First of all, based on the read coverage across the reference genomes, it appears as if the S. uvarum subgenome in both strains have the same S. eubayanus introgressions (Muri left, WLP351 right in the second image below). These are quite distinct to what has been reported in other studies for S. uvarum.

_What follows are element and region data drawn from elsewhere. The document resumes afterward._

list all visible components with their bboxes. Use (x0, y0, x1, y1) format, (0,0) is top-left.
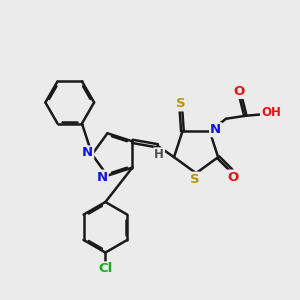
Text: S: S (176, 98, 186, 110)
Text: N: N (82, 146, 93, 160)
Text: N: N (97, 171, 108, 184)
Text: O: O (234, 85, 245, 98)
Text: H: H (154, 148, 164, 161)
Text: Cl: Cl (98, 262, 112, 275)
Text: O: O (227, 171, 239, 184)
Text: OH: OH (261, 106, 281, 119)
Text: N: N (210, 123, 221, 136)
Text: S: S (190, 172, 200, 186)
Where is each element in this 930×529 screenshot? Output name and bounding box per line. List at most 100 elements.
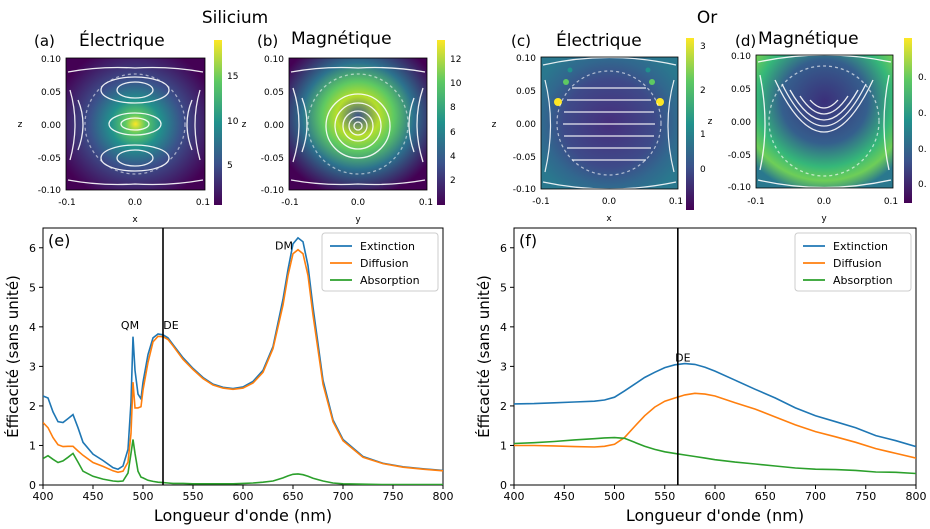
colorbar-b-tick-3: 6 xyxy=(450,128,456,138)
field-map-a-xtick-0: -0.1 xyxy=(58,198,76,208)
y-tick-label-f-5: 5 xyxy=(500,281,507,294)
x-tick-label-e-2: 500 xyxy=(133,490,154,503)
field-map-d-xtick-2: 0.1 xyxy=(884,197,898,207)
x-tick-label-e-5: 650 xyxy=(283,490,304,503)
x-tick-label-e-1: 450 xyxy=(83,490,104,503)
colorbar-a-tick-2: 5 xyxy=(227,161,233,171)
x-tick-label-f-8: 800 xyxy=(906,490,927,503)
colorbar-b xyxy=(437,40,445,205)
legend-label-e-diffusion: Diffusion xyxy=(360,257,409,270)
field-map-b-ytick-1: 0.05 xyxy=(264,88,284,98)
field-map-c-ytick-3: -0.05 xyxy=(513,153,536,163)
field-map-c-image xyxy=(541,57,678,189)
field-map-b-streamlines xyxy=(290,66,426,186)
y-tick-label-e-0: 0 xyxy=(29,479,36,492)
y-tick-label-f-2: 2 xyxy=(500,400,507,413)
series-line-f-absorption xyxy=(514,436,916,475)
field-map-c-xtick-1: 0.0 xyxy=(602,197,617,207)
x-axis-label-f: Longueur d'onde (nm) xyxy=(626,506,804,525)
panel-label-c: (c) xyxy=(511,32,531,50)
x-tick-label-f-6: 700 xyxy=(805,490,826,503)
y-tick-label-e-3: 3 xyxy=(29,360,36,373)
field-map-c: (c) Électrique -0.1 0.0 0.1 x 0.10 0.05 … xyxy=(492,29,706,224)
annotation-e-de: DE xyxy=(163,319,178,332)
colorbar-a-tick-0: 15 xyxy=(227,72,238,82)
field-map-c-streamlines xyxy=(542,56,677,190)
legend-box-e xyxy=(321,232,439,292)
colorbar-d-tick-1: 0. xyxy=(918,109,927,119)
panel-label-f: (f) xyxy=(519,231,537,250)
annotation-e-qm: QM xyxy=(121,319,139,332)
colorbar-b-tick-2: 8 xyxy=(450,103,456,113)
field-map-b-xtick-1: 0.0 xyxy=(351,198,366,208)
y-tick-label-e-1: 1 xyxy=(29,439,36,452)
panel-label-a: (a) xyxy=(34,32,55,50)
field-map-d-xlabel: y xyxy=(821,214,827,224)
field-map-c-xtick-2: 0.1 xyxy=(669,197,683,207)
field-map-a-xtick-2: 0.1 xyxy=(196,198,210,208)
field-map-d-ytick-1: 0.05 xyxy=(731,85,751,95)
field-map-b-image xyxy=(289,58,427,190)
field-map-a-title: Électrique xyxy=(79,29,165,51)
field-map-c-ytick-4: -0.10 xyxy=(513,185,537,195)
legend-label-f-diffusion: Diffusion xyxy=(833,257,882,270)
field-map-d-xtick-1: 0.0 xyxy=(817,197,832,207)
field-map-d-title: Magnétique xyxy=(758,29,859,49)
field-map-d: (d) Magnétique -0.1 0.0 0.1 y 0.10 0.05 … xyxy=(708,29,927,224)
field-map-a-xlabel: x xyxy=(132,215,138,225)
group-title-silicium: Silicium xyxy=(202,8,268,28)
field-map-a-ytick-4: -0.10 xyxy=(38,186,62,196)
x-tick-label-f-4: 600 xyxy=(705,490,726,503)
legend-label-f-extinction: Extinction xyxy=(833,240,888,253)
field-map-c-title: Électrique xyxy=(556,29,642,51)
chart-e: 400 450 500 550 600 650 700 750 800 0 1 2 3 4 5 6 Longue… xyxy=(3,227,454,525)
series-line-f-diffusion xyxy=(514,392,916,459)
field-map-b-xtick-0: -0.1 xyxy=(281,198,299,208)
x-tick-label-e-8: 800 xyxy=(433,490,454,503)
field-map-b-title: Magnétique xyxy=(291,29,392,49)
y-tick-label-f-0: 0 xyxy=(500,479,507,492)
x-tick-label-f-2: 500 xyxy=(604,490,625,503)
y-axis-label-f: Éfficacité (sans unité) xyxy=(474,275,493,438)
legend-box-f xyxy=(794,232,912,292)
colorbar-c-tick-2: 1 xyxy=(700,130,706,140)
x-axis-label-e: Longueur d'onde (nm) xyxy=(154,506,332,525)
annotation-e-dm: DM xyxy=(275,240,293,253)
annotation-f-de: DE xyxy=(675,352,690,365)
x-tick-label-e-0: 400 xyxy=(33,490,54,503)
field-map-a-streamlines xyxy=(67,66,204,186)
x-tick-label-f-3: 550 xyxy=(654,490,675,503)
field-map-d-ylabel: z xyxy=(708,117,713,127)
y-tick-label-f-6: 6 xyxy=(500,242,507,255)
legend-label-f-absorption: Absorption xyxy=(833,274,893,287)
colorbar-a xyxy=(214,40,222,205)
x-tick-label-e-7: 750 xyxy=(383,490,404,503)
y-tick-label-e-5: 5 xyxy=(29,281,36,294)
colorbar-a-tick-1: 10 xyxy=(227,117,239,127)
field-map-c-xtick-0: -0.1 xyxy=(532,197,550,207)
colorbar-b-tick-0: 12 xyxy=(450,55,461,65)
field-map-a-image xyxy=(66,58,205,190)
legend-label-e-absorption: Absorption xyxy=(360,274,420,287)
field-map-a-ytick-1: 0.05 xyxy=(41,88,61,98)
field-map-d-ytick-0: 0.10 xyxy=(731,52,751,62)
field-map-d-xtick-0: -0.1 xyxy=(747,197,765,207)
x-tick-label-f-5: 650 xyxy=(755,490,776,503)
series-line-e-absorption xyxy=(43,439,443,485)
colorbar-c-tick-3: 0 xyxy=(700,165,706,175)
series-line-e-diffusion xyxy=(43,248,443,474)
panel-label-d: (d) xyxy=(735,32,756,50)
x-tick-label-f-1: 450 xyxy=(554,490,575,503)
series-line-f-extinction xyxy=(514,362,916,448)
field-map-a-ytick-3: -0.05 xyxy=(38,154,61,164)
field-map-a-xtick-1: 0.0 xyxy=(128,198,143,208)
field-map-b-ytick-0: 0.10 xyxy=(264,55,284,65)
x-tick-label-f-0: 400 xyxy=(504,490,525,503)
field-map-b-ytick-3: -0.05 xyxy=(261,154,284,164)
field-map-b-xtick-2: 0.1 xyxy=(419,198,433,208)
field-map-d-streamlines xyxy=(757,54,892,189)
field-map-a: (a) Électrique -0.1 0.0 0.1 x 0.10 0.05 … xyxy=(18,29,239,225)
y-axis-label-e: Éfficacité (sans unité) xyxy=(3,275,22,438)
colorbar-d-tick-3: 0. xyxy=(918,180,927,190)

If we perform phylogenetic analysis (together with other ‘Beer 2’/’Mosaic Beer’ strains) based on the SNPs present in the S. cerevisiae sub-genomes, we see that they are very similar in Muri and WLP351. Compared to the reference genomes, Muri and WLP351 share 86534 SNPs, and differ only at 470 sites.

So the evidence unfortunately points towards Muri actually being a contaminant and not a part of the original family kveik culture. Even with these new results, I still think the hybrid is very interesting, and the methods and analysis that we have performed in the paper are still relevant and valid.   

10 Comments

  1. Nice work!

    Just a note, the sequence data here was actually for an upcoming unreleased paper on hybridisation as confirmed to me by the owner, Quinn Langdon, I was mistaken before when I thought it was linked to the Eubayanus paper. But still, a good use for that data!

  2. Good to know! I guess I’ll wait until they’ve published/released their paper before updating the family tree (the analysis is running already though), as I don’t want to steal any of their thunder.

  3. Cute – always nice to tie up a loose end like that, even if it’s not as exciting as it could have been.

  4. Just a thought, White Labs are quite open that WLP351 is the former Yeast Lab W51,

    MrMalty says it came from Weihenstephan 175 (and 3638 Bavarian Wheat). I don’t know if it’s worth looking to see if someone has sequenced any of those to see if they’re even closer than WLP351?

    In fact Weihenstephan only list 8 wheat beer yeasts in their public yeastbank – W68, W127, W149, W175, W205, W214, W216, W362 so you could probably scan all of them if they have sequences and you were bothered.

    https://www.whitelabs.com/yeast-bank/wlp351-bavarian-weizen-yeast
    http://brewrats.org/go/default/brewing-info/yeast-yeast-specifications/yeast-details/?cat=99 says W66?!?
    https://www.hefebank-weihenstephan.de/en/products/yeast/bierhefen-obergaerig/w-175/

    I see Lars has posted about this : http://www.garshol.priv.no/blog/408.html

  5. Pingback: Kölsch yeast experiment – Sykesey

  6. Pingback: Muri: A Mystery Solved – Read Beer

  7. Pretty sure this is WB-06 from fermentis as well. It has a quite different flavor profile from the traditional hefeweizen! More phenolics and bubblegum. Would be reasonable that a dry yeast contaminated the original isolation. Also, drift between White Labs and Fermentis might be a little more significant due to their distinct prop methods.

  8. Thanks for the comment! WB-06 is similar, but not the same strain. It is also a ‘Beer 2’ strain (i.e. Saison strain), rather than a ‘Beer 1’ strain like most Hefeweizen strains, but it is closely related to the supposed ‘Duvel’ strains like WLP570 and WY1388. The strain was included in one of my recent updates to the brewing yeast family tree I maintain.

  9. Nevermind! I looked through the referenced SRA files and WB-06 is only S. cerevisiae. Interesting, two diastatic hefeweizen strains.